PROMISES BROKEN, PROMISES KEPT
Dan’s grandmother was the most important person in his life. After his father left and his mother turned to drugs, she took him in, loved him, and provided a stable, happy upbringing. She was a strong, positive role model. When he got older, he promised her he would never let anything bad happen to her.
A week before Halloween, she stood on a chair on her front porch cleaning cobwebs from the eaves when, as she described it, a large bird, maybe a bat, swooped toward her and knocked her off balance, causing her to fall and break an ankle. The doctors repaired the break and planned to keep her in the hospital for three or four days until the swelling went down. For two days, the recovery went as planned. But when Dan visited on the third day, she was ashen, in restraints, and comatose. He shook her arm and called her name but she was unresponsive. And there was something else odd: on her neck were two puncture wounds, red and swollen.
He went to the nurses’ station. A short, stout nurse with a red, puffy face was studying a monitor.
“Excuse me. My grandmother, Mrs. Hobbs, in room 318 is in restraints and appears sedated. Can you tell me what’s going on?”
Reluctantly she turned from the monitor. “Mrs. Hobbs? Last night she became very agitated and combative. She was hitting the nurse and insisted she had to leave the hospital. We had no choice but to restrain her.”
Dan was shocked. “But she was fine yesterday.”
The nurse spoke nonchalantly. “She may be having an adverse reaction to the pain medication.”
“Can we take her off that medication?”
She nodded. “We’ve made a request to Dr.
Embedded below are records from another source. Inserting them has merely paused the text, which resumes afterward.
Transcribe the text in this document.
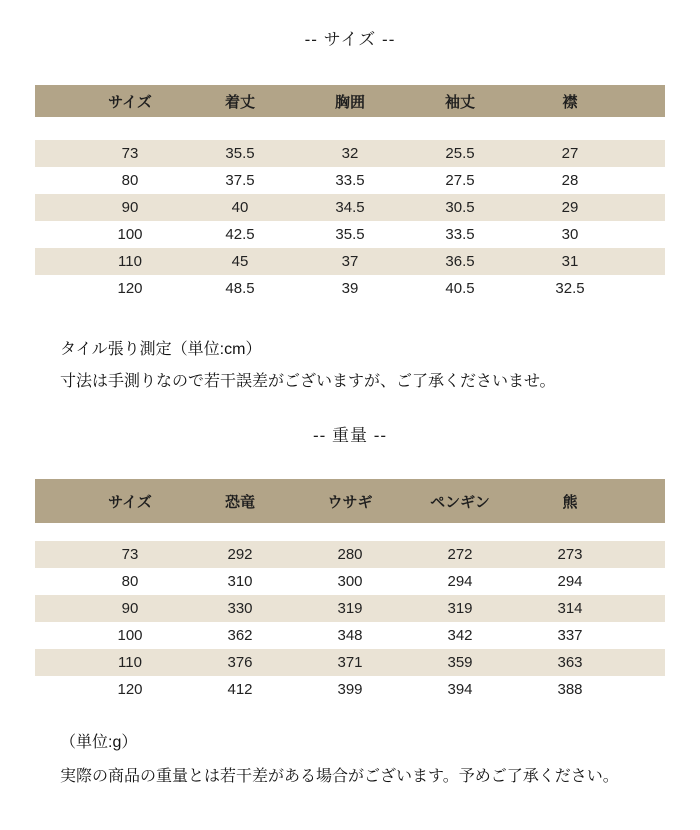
-- サイズ --
サイズ	着丈	胸囲	袖丈	襟
73	35.5	32	25.5	27
80	37.5	33.5	27.5	28
90	40	34.5	30.5	29
100	42.5	35.5	33.5	30
110	45	37	36.5	31
120	48.5	39	40.5	32.5
タイル張り測定（単位:cm）
寸法は手測りなので若干誤差がございますが、ご了承くださいませ。
-- 重量 --
サイズ	恐竜	ウサギ	ペンギン	熊
73	292	280	272	273
80	310	300	294	294
90	330	319	319	314
100	362	348	342	337
110	376	371	359	363
120	412	399	394	388
（単位:g）
実際の商品の重量とは若干差がある場合がございます。予めご了承ください。
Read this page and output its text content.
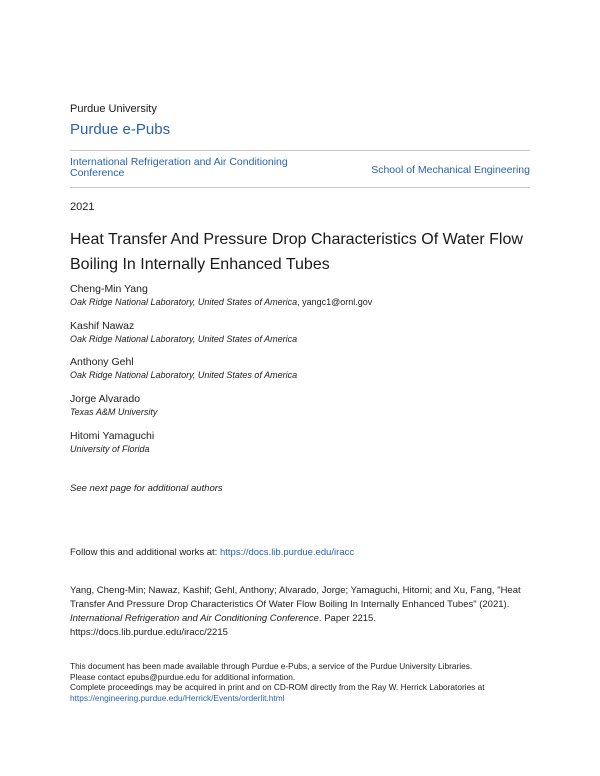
Purdue University
Purdue e-Pubs
International Refrigeration and Air Conditioning Conference	School of Mechanical Engineering
2021
Heat Transfer And Pressure Drop Characteristics Of Water Flow Boiling In Internally Enhanced Tubes
Cheng-Min Yang
Oak Ridge National Laboratory, United States of America, yangc1@ornl.gov
Kashif Nawaz
Oak Ridge National Laboratory, United States of America
Anthony Gehl
Oak Ridge National Laboratory, United States of America
Jorge Alvarado
Texas A&M University
Hitomi Yamaguchi
University of Florida
See next page for additional authors
Follow this and additional works at: https://docs.lib.purdue.edu/iracc
Yang, Cheng-Min; Nawaz, Kashif; Gehl, Anthony; Alvarado, Jorge; Yamaguchi, Hitomi; and Xu, Fang, "Heat Transfer And Pressure Drop Characteristics Of Water Flow Boiling In Internally Enhanced Tubes" (2021). International Refrigeration and Air Conditioning Conference. Paper 2215.
https://docs.lib.purdue.edu/iracc/2215
This document has been made available through Purdue e-Pubs, a service of the Purdue University Libraries.
Please contact epubs@purdue.edu for additional information.
Complete proceedings may be acquired in print and on CD-ROM directly from the Ray W. Herrick Laboratories at
https://engineering.purdue.edu/Herrick/Events/orderlit.html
Sharma. We’re waiting for a different prescription.”
“And she has two puncture wounds on her neck. Have you seen those?”
The nurse looked up. “Puncture wounds?”
She followed Dan to his grandmother’s room and assessed the affected area.
“Hmm. I’m not sure what those are. She may have injured herself during her rampage last night. I’ll let her doctor know.”
Dan stayed for a while, then returned at ten o’clock that night. This time his grandmother was wide awake but quite agitated, wrestling with her restraints. Upon seeing him, she calmed down and stared at him with dead eyes. It unnerved him. This was not his usually upbeat grandmother. This was a different person.